スマートフォンで相談を受けるトゥアンさん=仙台市青葉区

 在仙台ベトナム人協会会長のド・バン・トゥアンさん(40)=太白区=はネットなどを通じ、国内のベトナム人からさまざまな相談を受けている。新型コロナの影響で、仕事にまつわるトラブルが増えているという。

 4月中旬、緊急支援を要する相談を受けた。ホーチミン市出身で、ベトナムの大学を卒業後、昨年末に来日した男性(26)からだった。熊本県の会社でシステムエンジニアとして働いていた男性は20日、会社から「明日から来ないで」と告げられた。

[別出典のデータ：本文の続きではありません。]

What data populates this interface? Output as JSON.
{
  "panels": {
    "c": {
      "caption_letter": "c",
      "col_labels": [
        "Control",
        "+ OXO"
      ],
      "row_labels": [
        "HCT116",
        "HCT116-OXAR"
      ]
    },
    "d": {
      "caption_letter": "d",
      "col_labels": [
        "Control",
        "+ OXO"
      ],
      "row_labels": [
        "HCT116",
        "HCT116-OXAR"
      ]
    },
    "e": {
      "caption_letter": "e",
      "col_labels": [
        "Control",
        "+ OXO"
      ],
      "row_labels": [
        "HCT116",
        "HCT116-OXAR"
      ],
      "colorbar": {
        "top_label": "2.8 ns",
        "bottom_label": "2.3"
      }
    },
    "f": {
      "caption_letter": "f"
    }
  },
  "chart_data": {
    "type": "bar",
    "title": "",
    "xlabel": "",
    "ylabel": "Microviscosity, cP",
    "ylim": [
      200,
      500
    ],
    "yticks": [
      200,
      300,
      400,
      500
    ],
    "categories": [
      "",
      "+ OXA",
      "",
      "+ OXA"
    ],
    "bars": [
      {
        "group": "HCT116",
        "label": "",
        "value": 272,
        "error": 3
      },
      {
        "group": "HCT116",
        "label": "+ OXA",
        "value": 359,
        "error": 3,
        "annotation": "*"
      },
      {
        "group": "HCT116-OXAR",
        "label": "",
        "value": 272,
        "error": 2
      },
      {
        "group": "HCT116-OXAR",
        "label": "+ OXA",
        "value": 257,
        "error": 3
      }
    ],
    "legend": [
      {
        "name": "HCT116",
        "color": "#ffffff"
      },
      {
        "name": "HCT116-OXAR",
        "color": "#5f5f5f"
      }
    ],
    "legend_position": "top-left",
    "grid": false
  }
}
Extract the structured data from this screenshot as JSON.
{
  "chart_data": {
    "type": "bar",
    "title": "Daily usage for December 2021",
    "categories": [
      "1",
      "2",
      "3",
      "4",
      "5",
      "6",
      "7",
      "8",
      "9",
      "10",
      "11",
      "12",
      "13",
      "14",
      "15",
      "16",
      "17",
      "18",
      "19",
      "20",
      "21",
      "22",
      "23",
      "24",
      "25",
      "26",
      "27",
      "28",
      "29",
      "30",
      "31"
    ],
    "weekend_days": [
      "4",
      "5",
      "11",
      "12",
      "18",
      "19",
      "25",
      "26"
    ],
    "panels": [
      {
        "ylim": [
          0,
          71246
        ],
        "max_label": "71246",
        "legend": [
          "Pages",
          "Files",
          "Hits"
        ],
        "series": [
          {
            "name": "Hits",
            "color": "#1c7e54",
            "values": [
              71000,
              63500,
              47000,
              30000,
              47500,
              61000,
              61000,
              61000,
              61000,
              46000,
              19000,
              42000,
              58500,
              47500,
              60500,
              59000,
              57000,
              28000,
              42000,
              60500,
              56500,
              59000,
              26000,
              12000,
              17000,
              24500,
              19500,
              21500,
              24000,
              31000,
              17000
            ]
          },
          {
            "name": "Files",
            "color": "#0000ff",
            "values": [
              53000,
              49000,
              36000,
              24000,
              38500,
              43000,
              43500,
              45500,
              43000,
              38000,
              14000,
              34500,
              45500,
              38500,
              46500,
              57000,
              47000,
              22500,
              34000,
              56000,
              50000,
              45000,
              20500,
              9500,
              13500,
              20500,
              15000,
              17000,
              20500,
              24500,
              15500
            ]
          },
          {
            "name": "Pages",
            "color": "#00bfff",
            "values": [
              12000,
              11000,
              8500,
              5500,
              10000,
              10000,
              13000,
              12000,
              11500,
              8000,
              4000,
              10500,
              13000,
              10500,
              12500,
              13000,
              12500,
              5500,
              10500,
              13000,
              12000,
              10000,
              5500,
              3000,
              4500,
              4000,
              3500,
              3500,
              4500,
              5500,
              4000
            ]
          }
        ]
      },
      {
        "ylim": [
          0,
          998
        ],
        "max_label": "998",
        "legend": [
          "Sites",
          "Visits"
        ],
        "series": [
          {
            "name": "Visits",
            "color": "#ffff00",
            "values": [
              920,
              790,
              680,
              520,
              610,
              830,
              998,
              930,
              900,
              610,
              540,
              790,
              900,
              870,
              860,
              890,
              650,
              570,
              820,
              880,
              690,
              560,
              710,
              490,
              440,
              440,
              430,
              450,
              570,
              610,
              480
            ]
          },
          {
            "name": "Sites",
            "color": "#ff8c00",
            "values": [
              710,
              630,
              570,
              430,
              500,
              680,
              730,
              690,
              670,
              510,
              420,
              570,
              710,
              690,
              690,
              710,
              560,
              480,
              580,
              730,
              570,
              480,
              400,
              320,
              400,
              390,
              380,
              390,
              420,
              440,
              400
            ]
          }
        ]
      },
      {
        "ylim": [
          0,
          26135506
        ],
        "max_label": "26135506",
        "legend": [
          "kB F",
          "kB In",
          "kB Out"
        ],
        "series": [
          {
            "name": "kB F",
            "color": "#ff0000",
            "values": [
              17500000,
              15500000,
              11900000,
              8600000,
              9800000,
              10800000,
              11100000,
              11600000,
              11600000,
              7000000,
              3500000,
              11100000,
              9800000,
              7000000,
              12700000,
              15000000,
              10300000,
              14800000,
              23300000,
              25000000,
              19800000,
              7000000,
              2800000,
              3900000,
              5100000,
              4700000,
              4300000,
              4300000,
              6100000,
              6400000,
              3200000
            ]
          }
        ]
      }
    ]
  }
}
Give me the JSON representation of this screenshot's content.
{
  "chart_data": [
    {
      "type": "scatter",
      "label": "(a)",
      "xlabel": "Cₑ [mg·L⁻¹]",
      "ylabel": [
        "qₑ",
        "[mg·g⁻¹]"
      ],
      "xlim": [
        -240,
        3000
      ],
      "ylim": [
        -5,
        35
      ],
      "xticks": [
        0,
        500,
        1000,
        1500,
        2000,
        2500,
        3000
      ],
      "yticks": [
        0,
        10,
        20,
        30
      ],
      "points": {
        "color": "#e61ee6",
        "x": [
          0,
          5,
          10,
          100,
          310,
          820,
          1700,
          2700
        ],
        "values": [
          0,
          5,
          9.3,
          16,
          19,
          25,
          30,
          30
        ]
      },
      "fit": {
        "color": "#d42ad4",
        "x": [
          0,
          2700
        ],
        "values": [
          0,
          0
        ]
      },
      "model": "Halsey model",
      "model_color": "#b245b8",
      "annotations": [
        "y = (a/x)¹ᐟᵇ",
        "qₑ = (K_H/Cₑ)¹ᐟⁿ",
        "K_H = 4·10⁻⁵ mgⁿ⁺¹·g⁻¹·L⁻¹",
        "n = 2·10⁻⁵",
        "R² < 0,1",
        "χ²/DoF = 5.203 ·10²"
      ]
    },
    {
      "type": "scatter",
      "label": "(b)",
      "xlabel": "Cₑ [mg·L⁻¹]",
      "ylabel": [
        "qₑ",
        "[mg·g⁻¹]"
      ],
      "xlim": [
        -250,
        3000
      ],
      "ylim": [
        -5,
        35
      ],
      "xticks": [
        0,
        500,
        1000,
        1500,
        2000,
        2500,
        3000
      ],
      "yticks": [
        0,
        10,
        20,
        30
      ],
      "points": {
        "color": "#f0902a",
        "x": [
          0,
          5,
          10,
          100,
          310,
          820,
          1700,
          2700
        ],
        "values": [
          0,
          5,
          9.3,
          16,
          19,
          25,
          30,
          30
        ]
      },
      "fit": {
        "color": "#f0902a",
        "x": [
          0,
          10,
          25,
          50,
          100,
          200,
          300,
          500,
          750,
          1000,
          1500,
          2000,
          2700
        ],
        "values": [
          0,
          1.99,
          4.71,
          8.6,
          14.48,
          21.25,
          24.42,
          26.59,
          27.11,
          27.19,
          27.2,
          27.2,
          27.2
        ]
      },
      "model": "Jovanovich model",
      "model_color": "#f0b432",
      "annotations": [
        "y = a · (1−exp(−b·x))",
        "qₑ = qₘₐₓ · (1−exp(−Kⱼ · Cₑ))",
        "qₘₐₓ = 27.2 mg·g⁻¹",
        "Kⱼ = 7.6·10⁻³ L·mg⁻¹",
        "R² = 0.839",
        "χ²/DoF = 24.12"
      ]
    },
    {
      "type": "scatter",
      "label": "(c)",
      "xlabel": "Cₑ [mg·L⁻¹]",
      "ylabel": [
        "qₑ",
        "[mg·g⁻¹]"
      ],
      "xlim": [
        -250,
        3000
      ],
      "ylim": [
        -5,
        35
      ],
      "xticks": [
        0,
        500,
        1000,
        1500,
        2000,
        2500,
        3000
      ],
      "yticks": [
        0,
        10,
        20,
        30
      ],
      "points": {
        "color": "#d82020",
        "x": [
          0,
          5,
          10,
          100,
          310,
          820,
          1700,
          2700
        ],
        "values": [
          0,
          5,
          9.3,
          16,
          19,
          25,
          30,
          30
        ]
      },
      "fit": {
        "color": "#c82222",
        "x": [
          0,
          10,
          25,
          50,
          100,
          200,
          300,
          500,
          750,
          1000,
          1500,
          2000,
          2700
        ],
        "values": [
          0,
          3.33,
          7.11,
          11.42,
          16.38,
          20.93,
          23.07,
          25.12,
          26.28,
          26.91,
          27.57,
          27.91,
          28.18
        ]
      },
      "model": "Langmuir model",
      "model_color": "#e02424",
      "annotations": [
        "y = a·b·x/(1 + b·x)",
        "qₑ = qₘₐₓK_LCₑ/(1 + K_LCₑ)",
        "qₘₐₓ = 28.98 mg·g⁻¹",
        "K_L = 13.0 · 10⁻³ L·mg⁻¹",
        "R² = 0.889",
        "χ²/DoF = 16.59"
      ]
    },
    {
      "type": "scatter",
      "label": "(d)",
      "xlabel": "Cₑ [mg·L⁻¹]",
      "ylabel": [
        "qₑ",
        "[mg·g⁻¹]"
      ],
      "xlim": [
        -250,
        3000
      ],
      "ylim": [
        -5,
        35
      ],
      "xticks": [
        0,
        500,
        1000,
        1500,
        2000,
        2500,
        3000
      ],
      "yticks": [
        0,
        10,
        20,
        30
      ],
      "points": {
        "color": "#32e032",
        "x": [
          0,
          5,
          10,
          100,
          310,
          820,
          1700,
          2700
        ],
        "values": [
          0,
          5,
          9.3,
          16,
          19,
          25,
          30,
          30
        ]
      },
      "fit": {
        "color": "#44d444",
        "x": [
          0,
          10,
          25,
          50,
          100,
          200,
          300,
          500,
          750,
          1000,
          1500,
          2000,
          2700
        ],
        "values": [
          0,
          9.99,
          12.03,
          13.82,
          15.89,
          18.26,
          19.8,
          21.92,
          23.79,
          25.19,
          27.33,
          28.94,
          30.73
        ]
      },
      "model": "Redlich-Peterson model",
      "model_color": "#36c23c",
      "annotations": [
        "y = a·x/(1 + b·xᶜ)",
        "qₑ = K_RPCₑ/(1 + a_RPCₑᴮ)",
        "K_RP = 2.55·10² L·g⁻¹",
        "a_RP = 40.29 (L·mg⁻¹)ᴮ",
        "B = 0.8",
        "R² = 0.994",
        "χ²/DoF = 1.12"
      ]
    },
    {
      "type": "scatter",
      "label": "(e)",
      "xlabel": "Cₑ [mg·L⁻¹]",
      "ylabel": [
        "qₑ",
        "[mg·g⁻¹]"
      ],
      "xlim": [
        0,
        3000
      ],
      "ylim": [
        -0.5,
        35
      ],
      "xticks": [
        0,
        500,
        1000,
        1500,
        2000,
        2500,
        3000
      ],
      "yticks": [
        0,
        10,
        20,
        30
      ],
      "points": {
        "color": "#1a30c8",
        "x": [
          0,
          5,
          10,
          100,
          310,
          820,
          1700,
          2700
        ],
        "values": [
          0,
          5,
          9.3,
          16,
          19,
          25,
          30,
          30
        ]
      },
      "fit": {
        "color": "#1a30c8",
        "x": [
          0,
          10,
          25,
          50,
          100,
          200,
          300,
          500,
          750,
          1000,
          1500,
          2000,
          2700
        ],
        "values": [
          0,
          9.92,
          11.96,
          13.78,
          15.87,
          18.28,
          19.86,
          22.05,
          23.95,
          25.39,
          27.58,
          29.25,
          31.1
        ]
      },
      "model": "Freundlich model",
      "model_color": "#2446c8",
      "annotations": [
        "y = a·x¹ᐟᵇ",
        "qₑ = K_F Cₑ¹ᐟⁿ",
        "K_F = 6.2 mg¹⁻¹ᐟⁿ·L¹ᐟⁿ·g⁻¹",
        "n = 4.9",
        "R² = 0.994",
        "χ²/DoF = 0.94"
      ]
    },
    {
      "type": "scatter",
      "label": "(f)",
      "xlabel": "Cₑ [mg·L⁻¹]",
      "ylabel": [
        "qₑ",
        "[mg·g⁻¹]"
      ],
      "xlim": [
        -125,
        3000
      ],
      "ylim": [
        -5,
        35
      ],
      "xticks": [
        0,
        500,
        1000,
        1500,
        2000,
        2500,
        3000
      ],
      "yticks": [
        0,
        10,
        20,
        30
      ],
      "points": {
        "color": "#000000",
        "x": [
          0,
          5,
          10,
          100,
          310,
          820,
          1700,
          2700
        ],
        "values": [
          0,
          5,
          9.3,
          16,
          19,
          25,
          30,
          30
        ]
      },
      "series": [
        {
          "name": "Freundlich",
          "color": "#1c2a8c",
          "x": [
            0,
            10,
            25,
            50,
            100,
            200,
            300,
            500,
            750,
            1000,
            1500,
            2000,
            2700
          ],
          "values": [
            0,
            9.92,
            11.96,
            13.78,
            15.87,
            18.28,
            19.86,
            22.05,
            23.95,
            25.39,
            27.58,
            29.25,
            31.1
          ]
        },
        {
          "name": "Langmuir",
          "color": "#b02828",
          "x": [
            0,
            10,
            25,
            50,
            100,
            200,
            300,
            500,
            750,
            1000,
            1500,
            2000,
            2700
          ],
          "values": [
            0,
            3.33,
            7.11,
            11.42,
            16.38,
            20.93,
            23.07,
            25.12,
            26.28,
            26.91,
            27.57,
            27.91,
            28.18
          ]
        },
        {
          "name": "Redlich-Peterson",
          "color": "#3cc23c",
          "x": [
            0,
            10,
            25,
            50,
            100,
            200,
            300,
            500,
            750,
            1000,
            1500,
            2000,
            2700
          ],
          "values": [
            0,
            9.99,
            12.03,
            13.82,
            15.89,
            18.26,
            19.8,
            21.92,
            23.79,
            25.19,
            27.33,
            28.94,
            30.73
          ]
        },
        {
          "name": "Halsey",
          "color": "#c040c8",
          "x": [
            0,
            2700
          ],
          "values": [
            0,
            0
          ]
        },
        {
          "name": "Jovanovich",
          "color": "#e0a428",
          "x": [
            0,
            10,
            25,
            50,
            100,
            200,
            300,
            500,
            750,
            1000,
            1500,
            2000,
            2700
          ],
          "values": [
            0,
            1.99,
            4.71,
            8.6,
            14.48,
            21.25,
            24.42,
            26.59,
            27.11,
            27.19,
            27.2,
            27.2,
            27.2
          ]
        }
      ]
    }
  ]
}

 トゥアンさんはすぐさま、出社して規定の勤務時間中は職場にいるよう伝えた。「基本給の半額以下しか支払われていないことも分かり、地元の労働局などを通じて不払い分を支払うよう交渉した」と説明する。

 男性は「日本の技術を勉強し、将来はベトナムに戻って日本の会社で働きたいと思って来日したが、何も教えてもらえなかった」と憤る。4月末で会社を辞め、日本国内で職探しを始めている。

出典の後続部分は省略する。